Chegaram os primeiros compromissos mediáticos. Habituado à guerrilha da sua terra de origem, o prometido a todos respondeu com elevação, penteando sempre a melena para as câmaras, como a tia, fadista, lhe ensinara a fazer. No íntimo, estranhava as perguntas pouco acutilantes, ingénuas, pueris, mais próprias de uma sessão de catequese do que de uma conferência de imprensa. Mas respondia, respondia sempre, com um sorriso no rosto e a melena cofiada entre os dedos.
“Que fineza de trato”, escreveu-se no jornal.
“Que experiência revigorante para a nossa terra ouvir um homem com ideias tão claras”, publicou-se noutro.
Para surpresa do próprio, as vitórias apareceram antes das derrotas. Os elogios transformaram-se em salmos. O pateta-mor da terra publicou num dos jornais esta loa: “E pensar que nos debatemos aqui, nos últimos anos, com a necessidade comercial de “pisar o risco”, incensando na 1.ª página vitórias tangenciais e exibições medíocres, do género “Águias voam alto” ou “Aí está o Benfica!”, tantas vezes quando o “alto” era baixo como o Colombo ou o “Benfica” que se exaltava nada tinha do Benfica que conhecíamos e que parece estar agora de volta. Será que já não precisaremos mais, não de mentir, mas de dar à verdade um embrulho de ouro para material de pechisbeque? Em nome de Record, agradeço os bons ofícios de D. Enrique(…).”
Dias mais tarde, acrescentou: “(…) devo reconhecer que passei a torcer mais pelo Glorioso desde que tem este treinador, um homem sereno perante as contrariedades (…) Que me perdoem, mas dá-me a ideia que, quando Cardozo cabeceou para a vitória, estiquei também o pescoço. Não devia, eu sei.”
Dele se escreveu, durante dois meses, que não mais se voltaria na terra a faltar ao respeito aos jornalistas, tamanha era a etiqueta do prometido. Que não mais se culpariam os atletas por falhas de estratégia imputáveis ao treinador. Que nunca, por Deus, nunca se voltaria a colocar nos ombros de um árbitro o ónus de um mau resultado.
Num mundo perfeito, é certo, isso não sucederia.
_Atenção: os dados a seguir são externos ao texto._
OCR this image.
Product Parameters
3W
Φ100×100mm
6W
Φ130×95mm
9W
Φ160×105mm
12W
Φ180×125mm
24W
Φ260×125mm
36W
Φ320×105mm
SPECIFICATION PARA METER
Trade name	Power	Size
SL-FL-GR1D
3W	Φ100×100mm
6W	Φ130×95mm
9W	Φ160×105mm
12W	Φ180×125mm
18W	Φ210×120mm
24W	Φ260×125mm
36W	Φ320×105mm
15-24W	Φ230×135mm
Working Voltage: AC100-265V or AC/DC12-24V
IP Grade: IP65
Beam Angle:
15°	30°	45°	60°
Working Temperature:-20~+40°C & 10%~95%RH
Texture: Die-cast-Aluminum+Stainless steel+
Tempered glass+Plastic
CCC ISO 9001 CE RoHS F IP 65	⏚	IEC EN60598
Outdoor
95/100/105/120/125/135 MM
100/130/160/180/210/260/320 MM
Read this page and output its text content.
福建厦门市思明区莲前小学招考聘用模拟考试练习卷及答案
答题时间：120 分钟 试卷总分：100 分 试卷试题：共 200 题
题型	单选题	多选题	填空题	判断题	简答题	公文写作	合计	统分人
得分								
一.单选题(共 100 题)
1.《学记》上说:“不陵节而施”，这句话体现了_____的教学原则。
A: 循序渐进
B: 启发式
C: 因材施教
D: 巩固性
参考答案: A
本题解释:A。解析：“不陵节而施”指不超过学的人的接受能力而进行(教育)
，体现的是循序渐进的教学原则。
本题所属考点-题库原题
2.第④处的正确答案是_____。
Infelizmente, porém, no espaço de uma semana, o prometido perdeu uma taça no sábado e não deixou os atletas falarem à imprensa; perdeu outra taça na quinta e culpou publicamente a falta de entrega dos jogadores. E, à segunda, que é o dia em que normalmente o Senhor descansa, atirou-se desalmadamente ao árbitro.
Algures, numa esquina de Lisboa, um homem chora copiosamente, usando como lenço a manga do único blazer da família, que partilha com mais três primos.
“Ele era o prometido, ele era o prometido”, balbucia repetidamente.
Volta a chover lá fora, que é, como se sabe, o sítio onde normalmente chove.
21 Comments:
Obrigado pelo Presente, Bulhão!
Grande posta Bolhas!!
E uma excelente forma de por a nú a vergonha dos nossos jornalistas. E este ano nem se envergonham de dizer publicamente o quanto gostam de defender o seu clube debaixo do manto da suposta imparcialidade!
Que nojeira!!
Feliz Natal e um 2009 Verde e Branco
Brilhante!
É bonito, é bonito, pena o homem também ser jornalista...
Em grande Bulhão. Que DEUS te acompanhe....
Conto de pura inspiração natalícia ou Pura Inspiração num conto natalício!
'Muchas gracias por la prosa, D. Bullon!
Obrigado, Bulhão por mais uns instantes de pura diversão! :)
E já agora Boas Festas, Feliz Natal e que a inpiração se acentue (ainda mais) num 2009 com o SCP campeão, é só o que te desejo!
Saúde!
Caro Bulhão, mais uma vez, brilhante.
A partir do teu conto, penso fazer uma adaptação do Scrooge ao Luís Orelhas Vieira com o seu passado, o seu presente e o que promete o seu futuro.
Bom Natal aos dois melhores bloggers (apesar do Sancho só o exercer em mini-part-time) que temos por cá.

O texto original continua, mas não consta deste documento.